DK
Deniz Kartal
Back to posts

Distributed Consensus: Raft vs Paxos

2025-01-102 min read
computer-scienceengineering

Distributed consensus is one of the fundamental problems in computer science. Two prominent solutions, Paxos and Raft, take different approaches to achieving the same goal: getting multiple nodes to agree on a value.

The Consensus Problem

In a distributed system, we need:

  • Agreement: All nodes decide on the same value
  • Validity: The decided value was proposed by some node
  • Termination: All non-faulty nodes eventually decide

Paxos: The Classic Approach

Paxos, introduced by Leslie Lamport, is notoriously difficult to understand. It operates in phases:

  1. Prepare phase: Proposer sends a prepare request
  2. Promise phase: Acceptors respond with promises
  3. Accept phase: Proposer sends accept requests
  4. Accepted phase: Acceptors accept the value

The complexity comes from handling failures and concurrent proposals.

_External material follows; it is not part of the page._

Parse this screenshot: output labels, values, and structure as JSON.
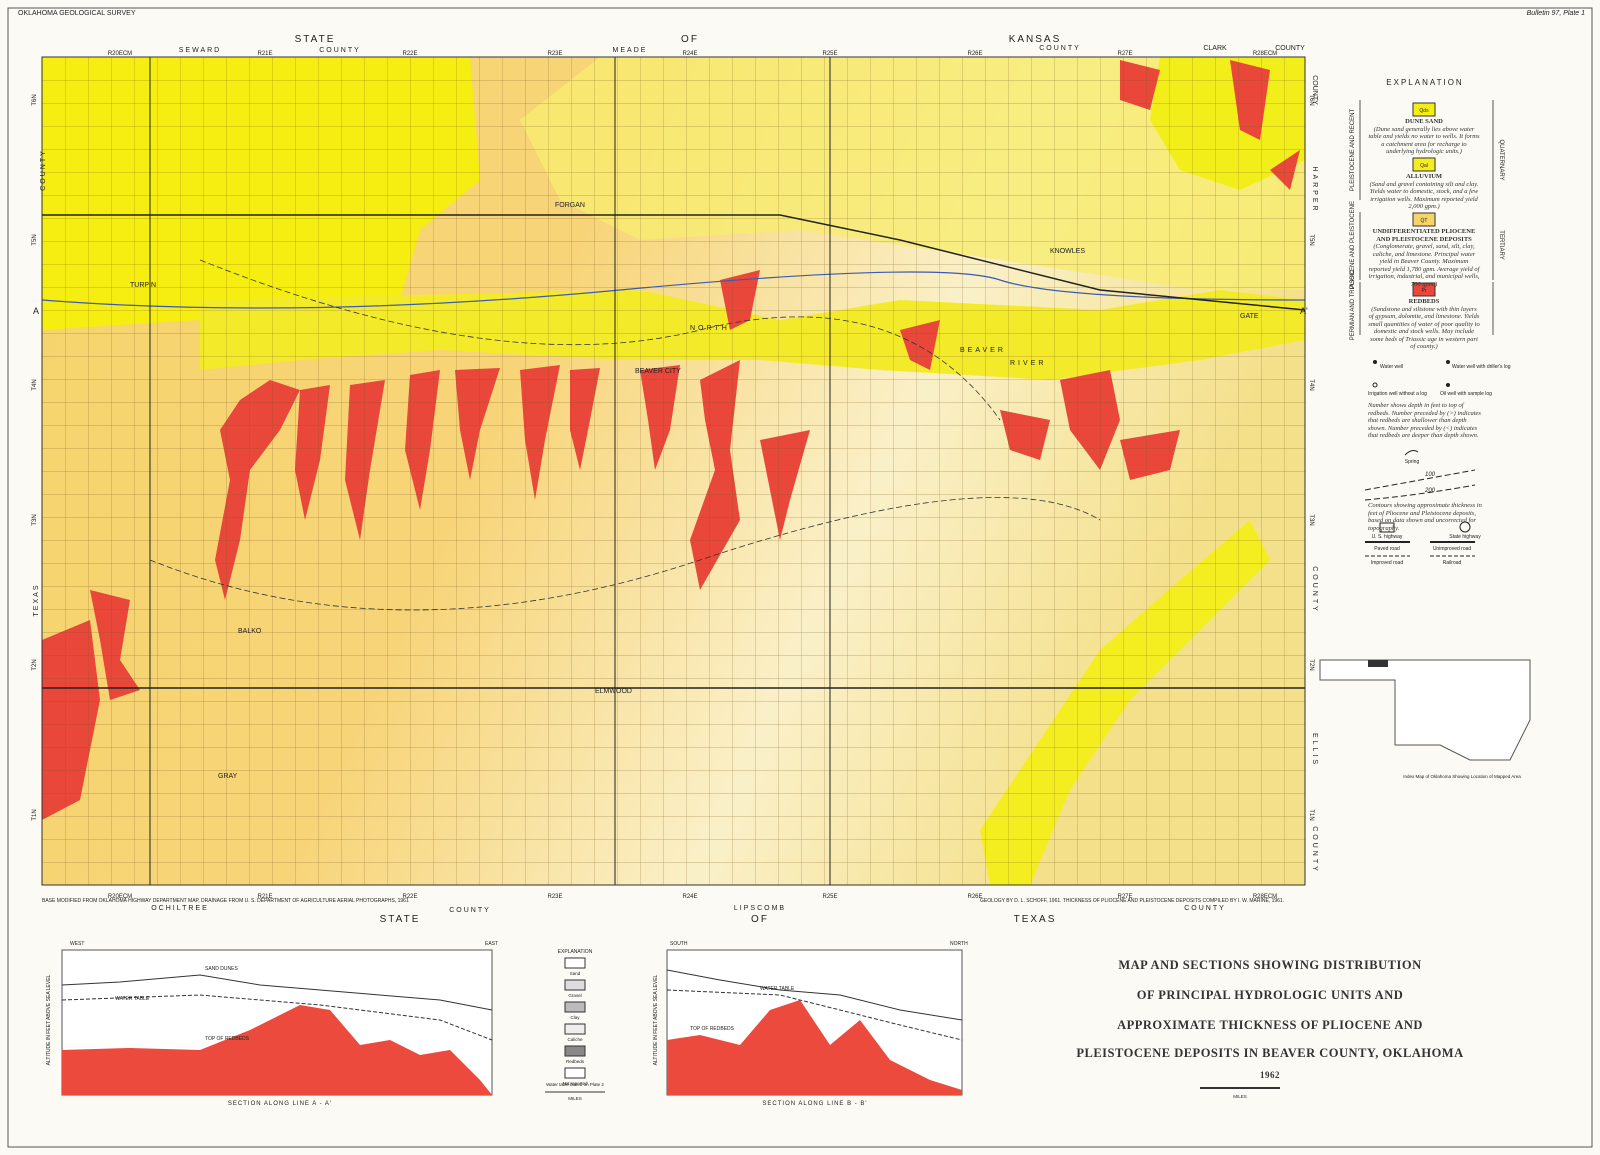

Raft: Understandability First

Raft was designed with understandability as a primary goal. It decomposes consensus into:

  1. Leader election: One node becomes the leader
  2. Log replication: Leader replicates log entries
  3. Safety: Ensuring correctness even with failures

The key insight is that having a strong leader simplifies the protocol significantly.

Implementation Considerations

When implementing consensus:

  • Raft is generally easier to implement correctly
  • Paxos can be more flexible in certain scenarios
  • Both require careful handling of network partitions
  • Performance characteristics vary by workload

Real-World Usage

  • etcd and Consul use Raft
  • Google Chubby uses Paxos
  • ZooKeeper uses Zab (similar to Paxos)

The choice often depends on the specific requirements and the team's familiarity with the algorithm.